The paper tackles the problem of binary classification under adversarial attacks constrained by the ℓ₀ norm, where the adversary can perturb a limited number of coordinates without bound. It introduces a classification method with truncation and shows that, asymptotically, if the adversary perturbs no more than √d samples, the method achieves near-optimal error, effectively neutralizing the attack, while beyond this threshold, no classifier outperforms random guessing.
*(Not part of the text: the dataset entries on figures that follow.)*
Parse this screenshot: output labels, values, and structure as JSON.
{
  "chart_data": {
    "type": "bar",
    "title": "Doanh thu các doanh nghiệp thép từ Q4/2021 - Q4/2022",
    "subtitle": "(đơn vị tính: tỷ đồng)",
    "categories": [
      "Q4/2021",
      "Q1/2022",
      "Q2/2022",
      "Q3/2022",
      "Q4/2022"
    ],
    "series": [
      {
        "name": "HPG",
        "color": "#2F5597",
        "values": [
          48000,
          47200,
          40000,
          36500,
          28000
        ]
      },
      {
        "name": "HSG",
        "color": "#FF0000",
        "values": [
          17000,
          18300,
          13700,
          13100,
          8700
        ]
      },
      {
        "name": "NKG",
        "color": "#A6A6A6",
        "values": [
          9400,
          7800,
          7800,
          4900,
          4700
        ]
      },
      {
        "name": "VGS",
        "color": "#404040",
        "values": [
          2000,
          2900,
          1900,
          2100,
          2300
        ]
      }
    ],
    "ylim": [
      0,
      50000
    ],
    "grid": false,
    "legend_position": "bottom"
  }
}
Adversarial examples have recently drawn considerable attention in the field of machine learning due to the fact that small perturbations in the data can result in major performance degradation. This phenomenon is usually modeled by a malicious adversary that can apply perturbations to the data in a constrained fashion, such as being bounded in a certain norm. In this paper, we study this problem when the adversary is constrained by the $\ell_0$ norm; i.e., it can perturb a certain number of coordinates in the input, but has no limit on how much it can perturb those coordinates. Due to the combinatorial nature of this setting, we need to go beyond the standard techniques in robust machine learning to address this problem. We consider a binary classification scenario where $d$ noisy data samples of the true label are provided to us after adversarial perturbations. We introduce a classification method which employs a nonlinear component called truncation, and show in an asymptotic scenario, as long as the adversary is restricted to perturb no more than $\sqrt{d}$ data samples, we can almost achieve the optimal classification error in the absence of the adversary, i.e. we can completely neutralize adversary's effect. Surprisingly, we observe a phase transition in the sense that using a converse argument, we show that if the adversary can perturb more than $\sqrt{d}$ coordinates, no classifier can do better than a random guess.